Charlotte Clapp is a life-long resident of the small town of Gorham, New Hampshire. Life in Gorham is not exciting, and an imaginary cloud settled over Charlotte after her mother's death from cancer. Understandably, Charlotte was depressed, and mourned the loss of her mother. She buried her feelings by eating. At the onset of the novel, Charlotte is overweight, unhappy, loveless, and almost estranged from her childhood friend, Mary Ann. After many years there, her work at the bank is routine, and she despises her boss, Kelly. It seems there just is not a lot to look forward to in Charlotte's life. Then, it gets worse. A routine visit to her doctor morphs into a follow-up appointment, when Charlotte receives shocking news: she has cancer, and she has one year to live. Strangely, no follow up tests are done, no treatment is attempted and Charlotte does not seek a second opinion. She calmly accepts her fate and starts scheming as to how she can 'live it up' the last year of her life. She decides to rob the bank that employs her, and secretly relocate to Los Angeles to 'live out her dreams' - which include finding love and meeting Tom Selleck.

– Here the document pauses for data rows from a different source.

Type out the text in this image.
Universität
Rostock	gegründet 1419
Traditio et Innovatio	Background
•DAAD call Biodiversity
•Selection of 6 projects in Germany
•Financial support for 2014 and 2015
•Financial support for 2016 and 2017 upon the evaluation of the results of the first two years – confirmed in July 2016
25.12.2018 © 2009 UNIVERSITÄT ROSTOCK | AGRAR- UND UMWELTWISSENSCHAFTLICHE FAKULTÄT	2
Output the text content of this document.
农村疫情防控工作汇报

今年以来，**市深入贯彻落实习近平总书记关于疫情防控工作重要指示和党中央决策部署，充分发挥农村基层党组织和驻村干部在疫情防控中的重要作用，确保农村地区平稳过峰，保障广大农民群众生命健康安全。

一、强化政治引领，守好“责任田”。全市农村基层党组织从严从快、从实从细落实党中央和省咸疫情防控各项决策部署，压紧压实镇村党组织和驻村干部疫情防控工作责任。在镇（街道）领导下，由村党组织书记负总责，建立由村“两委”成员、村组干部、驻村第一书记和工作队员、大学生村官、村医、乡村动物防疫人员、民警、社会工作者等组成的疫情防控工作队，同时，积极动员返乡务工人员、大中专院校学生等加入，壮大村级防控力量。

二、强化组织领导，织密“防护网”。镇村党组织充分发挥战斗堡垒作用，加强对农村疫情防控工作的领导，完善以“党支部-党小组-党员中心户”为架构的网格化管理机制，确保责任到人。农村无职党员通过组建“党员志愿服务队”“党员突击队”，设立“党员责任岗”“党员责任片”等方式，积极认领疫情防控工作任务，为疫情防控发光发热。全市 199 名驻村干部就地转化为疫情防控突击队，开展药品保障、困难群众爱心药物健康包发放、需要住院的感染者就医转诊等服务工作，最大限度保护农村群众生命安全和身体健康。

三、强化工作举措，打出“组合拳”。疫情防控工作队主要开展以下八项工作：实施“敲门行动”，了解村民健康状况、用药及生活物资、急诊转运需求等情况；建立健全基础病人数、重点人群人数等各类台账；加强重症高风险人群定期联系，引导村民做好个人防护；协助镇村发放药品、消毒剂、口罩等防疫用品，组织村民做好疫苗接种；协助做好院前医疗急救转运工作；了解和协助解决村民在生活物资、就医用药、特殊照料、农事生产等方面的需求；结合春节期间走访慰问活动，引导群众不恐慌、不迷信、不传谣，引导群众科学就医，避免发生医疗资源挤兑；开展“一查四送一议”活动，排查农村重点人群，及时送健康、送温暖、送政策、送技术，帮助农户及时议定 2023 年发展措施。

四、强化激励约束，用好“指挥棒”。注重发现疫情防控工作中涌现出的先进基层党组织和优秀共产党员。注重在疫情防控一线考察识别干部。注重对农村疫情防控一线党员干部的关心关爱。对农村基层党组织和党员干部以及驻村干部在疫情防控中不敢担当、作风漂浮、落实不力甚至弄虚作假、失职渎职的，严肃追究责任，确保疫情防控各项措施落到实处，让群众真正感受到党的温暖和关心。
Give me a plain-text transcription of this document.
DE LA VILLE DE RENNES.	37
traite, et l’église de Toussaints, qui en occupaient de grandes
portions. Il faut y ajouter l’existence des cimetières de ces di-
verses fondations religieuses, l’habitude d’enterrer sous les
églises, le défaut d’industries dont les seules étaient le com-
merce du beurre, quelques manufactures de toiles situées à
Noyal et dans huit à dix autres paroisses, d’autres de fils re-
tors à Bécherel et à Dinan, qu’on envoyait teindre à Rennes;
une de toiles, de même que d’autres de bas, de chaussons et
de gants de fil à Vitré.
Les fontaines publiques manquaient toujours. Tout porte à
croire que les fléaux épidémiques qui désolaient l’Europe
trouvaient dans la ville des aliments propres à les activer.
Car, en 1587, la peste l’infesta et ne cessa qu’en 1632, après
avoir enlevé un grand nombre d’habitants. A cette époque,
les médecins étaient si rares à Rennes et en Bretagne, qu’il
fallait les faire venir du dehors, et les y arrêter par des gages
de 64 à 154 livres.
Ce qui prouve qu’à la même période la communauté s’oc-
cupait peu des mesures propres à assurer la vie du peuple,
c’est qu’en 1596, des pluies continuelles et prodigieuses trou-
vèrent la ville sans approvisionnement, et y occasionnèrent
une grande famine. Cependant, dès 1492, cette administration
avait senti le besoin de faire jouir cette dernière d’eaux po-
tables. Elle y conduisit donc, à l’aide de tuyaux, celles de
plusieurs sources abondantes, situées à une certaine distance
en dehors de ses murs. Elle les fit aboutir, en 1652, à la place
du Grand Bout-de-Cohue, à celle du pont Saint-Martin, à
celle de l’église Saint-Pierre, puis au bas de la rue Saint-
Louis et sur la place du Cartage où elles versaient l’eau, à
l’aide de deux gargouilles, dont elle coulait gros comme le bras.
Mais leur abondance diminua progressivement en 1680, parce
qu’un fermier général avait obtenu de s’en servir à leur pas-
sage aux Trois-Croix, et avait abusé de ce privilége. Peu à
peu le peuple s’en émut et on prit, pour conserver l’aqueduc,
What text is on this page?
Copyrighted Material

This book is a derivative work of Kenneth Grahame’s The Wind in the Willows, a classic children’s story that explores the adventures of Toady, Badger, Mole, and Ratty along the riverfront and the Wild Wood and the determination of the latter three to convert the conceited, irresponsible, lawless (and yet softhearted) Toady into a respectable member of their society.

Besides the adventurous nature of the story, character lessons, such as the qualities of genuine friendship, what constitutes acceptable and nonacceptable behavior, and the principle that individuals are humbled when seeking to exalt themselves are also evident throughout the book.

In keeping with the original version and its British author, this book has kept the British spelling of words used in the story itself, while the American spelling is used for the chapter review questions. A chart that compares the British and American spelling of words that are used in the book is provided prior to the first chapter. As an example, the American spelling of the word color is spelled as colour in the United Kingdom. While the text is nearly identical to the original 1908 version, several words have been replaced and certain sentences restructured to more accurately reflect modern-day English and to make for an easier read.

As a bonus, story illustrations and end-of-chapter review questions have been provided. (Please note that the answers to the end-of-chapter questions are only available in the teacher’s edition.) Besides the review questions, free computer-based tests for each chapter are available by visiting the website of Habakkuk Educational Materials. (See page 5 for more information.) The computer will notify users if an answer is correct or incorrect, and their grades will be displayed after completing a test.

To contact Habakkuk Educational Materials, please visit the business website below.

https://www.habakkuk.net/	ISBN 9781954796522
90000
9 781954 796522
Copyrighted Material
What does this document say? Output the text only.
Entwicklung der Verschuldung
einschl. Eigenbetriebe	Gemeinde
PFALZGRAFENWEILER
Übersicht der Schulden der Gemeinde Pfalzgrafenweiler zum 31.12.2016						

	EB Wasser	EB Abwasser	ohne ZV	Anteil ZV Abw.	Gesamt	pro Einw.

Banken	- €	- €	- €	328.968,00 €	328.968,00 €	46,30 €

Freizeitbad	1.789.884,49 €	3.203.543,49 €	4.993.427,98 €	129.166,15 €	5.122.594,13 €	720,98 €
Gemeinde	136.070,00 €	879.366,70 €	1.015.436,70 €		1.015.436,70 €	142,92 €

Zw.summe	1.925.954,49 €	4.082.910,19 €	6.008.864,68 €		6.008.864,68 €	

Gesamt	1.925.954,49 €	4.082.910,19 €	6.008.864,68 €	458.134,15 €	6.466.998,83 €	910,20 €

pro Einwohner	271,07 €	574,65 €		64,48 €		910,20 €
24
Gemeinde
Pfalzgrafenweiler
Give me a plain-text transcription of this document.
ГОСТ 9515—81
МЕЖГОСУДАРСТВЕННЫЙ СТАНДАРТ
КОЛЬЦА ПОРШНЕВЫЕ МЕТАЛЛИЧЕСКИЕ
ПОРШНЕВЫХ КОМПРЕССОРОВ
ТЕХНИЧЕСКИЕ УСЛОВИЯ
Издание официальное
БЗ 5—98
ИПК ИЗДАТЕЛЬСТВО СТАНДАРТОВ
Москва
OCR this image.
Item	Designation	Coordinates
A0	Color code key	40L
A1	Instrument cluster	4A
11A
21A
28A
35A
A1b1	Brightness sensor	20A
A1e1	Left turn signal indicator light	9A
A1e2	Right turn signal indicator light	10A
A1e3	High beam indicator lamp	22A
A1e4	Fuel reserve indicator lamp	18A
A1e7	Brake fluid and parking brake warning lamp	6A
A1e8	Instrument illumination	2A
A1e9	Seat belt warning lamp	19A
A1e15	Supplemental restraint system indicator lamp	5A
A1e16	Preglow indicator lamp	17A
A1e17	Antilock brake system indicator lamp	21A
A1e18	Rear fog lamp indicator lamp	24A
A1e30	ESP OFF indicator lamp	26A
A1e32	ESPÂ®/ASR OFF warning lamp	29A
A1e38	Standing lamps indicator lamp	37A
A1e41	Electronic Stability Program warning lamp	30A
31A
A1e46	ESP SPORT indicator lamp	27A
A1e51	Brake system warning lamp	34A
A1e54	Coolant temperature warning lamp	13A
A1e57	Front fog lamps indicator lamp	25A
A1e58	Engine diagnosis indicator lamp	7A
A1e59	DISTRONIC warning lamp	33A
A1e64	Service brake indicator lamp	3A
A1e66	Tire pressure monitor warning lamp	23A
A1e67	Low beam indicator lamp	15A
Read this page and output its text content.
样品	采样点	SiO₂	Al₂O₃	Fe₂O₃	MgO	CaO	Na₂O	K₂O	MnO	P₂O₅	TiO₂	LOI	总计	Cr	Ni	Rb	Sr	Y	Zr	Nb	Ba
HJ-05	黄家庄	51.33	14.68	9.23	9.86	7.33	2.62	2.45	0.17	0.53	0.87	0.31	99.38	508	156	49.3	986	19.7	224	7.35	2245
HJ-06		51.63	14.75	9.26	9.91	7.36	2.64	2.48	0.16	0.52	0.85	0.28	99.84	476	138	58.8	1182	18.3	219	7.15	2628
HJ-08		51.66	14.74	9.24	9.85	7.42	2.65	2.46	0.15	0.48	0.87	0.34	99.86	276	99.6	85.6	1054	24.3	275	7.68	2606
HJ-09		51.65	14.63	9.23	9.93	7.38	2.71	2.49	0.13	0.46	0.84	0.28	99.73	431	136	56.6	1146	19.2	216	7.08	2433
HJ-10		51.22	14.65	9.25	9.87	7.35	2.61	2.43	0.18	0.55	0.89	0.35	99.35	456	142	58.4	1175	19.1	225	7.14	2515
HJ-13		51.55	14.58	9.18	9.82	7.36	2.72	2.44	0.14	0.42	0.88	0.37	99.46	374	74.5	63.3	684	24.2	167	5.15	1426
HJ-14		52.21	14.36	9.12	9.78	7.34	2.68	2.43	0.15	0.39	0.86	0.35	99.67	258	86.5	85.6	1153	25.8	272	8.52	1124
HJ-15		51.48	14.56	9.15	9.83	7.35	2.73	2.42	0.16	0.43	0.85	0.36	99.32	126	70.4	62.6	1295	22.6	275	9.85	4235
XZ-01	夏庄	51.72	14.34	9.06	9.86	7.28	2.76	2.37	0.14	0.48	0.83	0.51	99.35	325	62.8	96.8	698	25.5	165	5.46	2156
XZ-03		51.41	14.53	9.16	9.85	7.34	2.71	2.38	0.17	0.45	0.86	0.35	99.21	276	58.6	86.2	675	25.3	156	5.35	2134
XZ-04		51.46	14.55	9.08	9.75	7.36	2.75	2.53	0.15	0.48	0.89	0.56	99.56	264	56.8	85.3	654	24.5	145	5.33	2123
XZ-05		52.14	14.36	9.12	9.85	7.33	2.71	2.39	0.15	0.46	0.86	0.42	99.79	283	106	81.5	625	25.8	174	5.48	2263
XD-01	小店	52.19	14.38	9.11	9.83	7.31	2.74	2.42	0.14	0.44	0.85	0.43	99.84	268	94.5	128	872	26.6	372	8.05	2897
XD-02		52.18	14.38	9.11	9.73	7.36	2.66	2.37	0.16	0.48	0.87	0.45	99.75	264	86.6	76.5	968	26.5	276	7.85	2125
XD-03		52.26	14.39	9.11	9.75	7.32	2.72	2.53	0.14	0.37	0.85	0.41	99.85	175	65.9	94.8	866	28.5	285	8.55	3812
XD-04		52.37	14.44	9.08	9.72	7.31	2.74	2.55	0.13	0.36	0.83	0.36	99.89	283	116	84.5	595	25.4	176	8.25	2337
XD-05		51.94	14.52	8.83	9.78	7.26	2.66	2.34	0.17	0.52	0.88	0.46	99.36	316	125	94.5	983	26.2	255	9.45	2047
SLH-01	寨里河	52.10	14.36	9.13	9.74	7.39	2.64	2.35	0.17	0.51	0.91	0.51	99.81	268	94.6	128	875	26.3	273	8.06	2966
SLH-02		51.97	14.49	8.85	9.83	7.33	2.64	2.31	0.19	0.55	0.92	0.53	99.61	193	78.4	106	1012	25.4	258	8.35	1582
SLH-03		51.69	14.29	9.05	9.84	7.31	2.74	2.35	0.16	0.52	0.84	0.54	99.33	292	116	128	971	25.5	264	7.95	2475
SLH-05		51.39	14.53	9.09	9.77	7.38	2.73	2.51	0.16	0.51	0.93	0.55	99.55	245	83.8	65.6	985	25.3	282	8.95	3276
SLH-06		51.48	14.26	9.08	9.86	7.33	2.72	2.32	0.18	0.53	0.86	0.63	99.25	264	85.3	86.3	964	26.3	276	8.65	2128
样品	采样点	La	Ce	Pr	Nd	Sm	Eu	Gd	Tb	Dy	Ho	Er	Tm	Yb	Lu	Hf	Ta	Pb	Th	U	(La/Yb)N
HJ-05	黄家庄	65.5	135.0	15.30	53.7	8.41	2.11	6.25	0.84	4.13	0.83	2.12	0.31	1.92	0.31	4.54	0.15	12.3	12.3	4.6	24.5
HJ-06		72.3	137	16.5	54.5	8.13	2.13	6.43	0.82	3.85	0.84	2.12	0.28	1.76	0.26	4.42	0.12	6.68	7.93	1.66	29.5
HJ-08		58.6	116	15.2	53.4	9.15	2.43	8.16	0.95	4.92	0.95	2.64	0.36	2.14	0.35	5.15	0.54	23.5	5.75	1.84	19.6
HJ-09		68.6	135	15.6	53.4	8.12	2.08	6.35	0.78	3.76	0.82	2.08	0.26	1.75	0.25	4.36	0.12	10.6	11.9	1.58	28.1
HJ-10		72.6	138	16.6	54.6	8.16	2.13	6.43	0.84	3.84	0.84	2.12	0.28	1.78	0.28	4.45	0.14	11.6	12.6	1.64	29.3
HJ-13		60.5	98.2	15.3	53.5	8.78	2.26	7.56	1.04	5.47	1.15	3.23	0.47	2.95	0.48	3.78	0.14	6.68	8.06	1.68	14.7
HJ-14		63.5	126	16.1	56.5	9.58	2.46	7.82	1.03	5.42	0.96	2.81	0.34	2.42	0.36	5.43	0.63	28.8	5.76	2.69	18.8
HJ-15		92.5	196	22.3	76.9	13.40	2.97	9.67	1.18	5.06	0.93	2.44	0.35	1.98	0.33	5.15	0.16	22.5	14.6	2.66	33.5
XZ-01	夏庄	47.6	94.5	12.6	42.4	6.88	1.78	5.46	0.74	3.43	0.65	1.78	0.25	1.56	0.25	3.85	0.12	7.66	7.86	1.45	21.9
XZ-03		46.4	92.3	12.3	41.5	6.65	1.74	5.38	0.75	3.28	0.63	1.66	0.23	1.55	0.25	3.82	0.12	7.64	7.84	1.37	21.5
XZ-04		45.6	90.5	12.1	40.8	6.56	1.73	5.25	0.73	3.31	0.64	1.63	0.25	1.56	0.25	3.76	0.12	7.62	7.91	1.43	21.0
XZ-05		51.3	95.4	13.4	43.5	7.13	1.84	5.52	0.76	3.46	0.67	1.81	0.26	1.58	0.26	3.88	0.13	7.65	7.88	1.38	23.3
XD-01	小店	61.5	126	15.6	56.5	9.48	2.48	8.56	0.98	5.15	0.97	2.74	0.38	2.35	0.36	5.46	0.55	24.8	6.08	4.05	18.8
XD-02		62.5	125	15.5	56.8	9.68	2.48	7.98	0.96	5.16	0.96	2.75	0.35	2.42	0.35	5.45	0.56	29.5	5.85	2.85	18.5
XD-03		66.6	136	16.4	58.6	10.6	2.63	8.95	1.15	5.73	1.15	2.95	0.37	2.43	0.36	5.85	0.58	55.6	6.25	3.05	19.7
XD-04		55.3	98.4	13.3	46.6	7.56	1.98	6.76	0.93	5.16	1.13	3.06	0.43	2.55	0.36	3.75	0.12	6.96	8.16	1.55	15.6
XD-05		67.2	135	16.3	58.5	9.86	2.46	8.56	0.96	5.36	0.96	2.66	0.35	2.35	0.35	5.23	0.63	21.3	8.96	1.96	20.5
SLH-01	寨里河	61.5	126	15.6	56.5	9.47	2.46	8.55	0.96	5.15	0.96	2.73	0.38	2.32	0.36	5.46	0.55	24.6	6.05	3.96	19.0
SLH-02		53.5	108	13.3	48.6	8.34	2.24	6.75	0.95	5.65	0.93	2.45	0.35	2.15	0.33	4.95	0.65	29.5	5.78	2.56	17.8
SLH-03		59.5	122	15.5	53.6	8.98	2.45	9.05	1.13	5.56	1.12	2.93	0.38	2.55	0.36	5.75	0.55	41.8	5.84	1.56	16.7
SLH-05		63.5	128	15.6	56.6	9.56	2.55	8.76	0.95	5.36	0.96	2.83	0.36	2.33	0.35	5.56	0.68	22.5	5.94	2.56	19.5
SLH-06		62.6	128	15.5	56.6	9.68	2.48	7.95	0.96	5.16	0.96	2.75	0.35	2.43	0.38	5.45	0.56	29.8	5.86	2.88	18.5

Charlotte steals two million dollars from the bank. She ditches her car, buys a used Jaguar on the sly, and heads cross country. Reading the obituary of a woman named Blossom McBeal, Charlotte is so enamored by it that she drives to Louisiana to attend the wake (with two millions dollars in the trunk of her Jaguar). Charlotte then assumes Blossom's identity and continues to LA, where she spends the first million on a home, which she pays for in ten and twenty dollar bills (this is one of the over the top scenes in the book that raised my eyebrows). In LA, Charlotte (now Blossom) is attracted to Skip, her pool maintenance man. Her days are filled with admiring Skip, and making small talk with him. Each night, Blossom swims in the pool. She starts to lose weight and blossoms, if you will, into a thinner, more confident woman. As friendship develops, the question becomes whether Blossom will reveal her true circumstances to Skip, who is actually a Harvard-graduate-entertainment-lawyer-turned-pool-boy. Little does she know (she would if she stopped to think), that the Gorham police are investigating the bank robbery and suspect a link to Charlotte's disappearance.

I found the story progressively more implausible. Charlotte is either extremely dim-witted, or the reader must take huge leaps of imagination to swallow the novel's antics. While I did not especially enjoy it, I can easily picture Night Swimming on the silver screen where reality and factual details are easily glossed over in romantic comedies.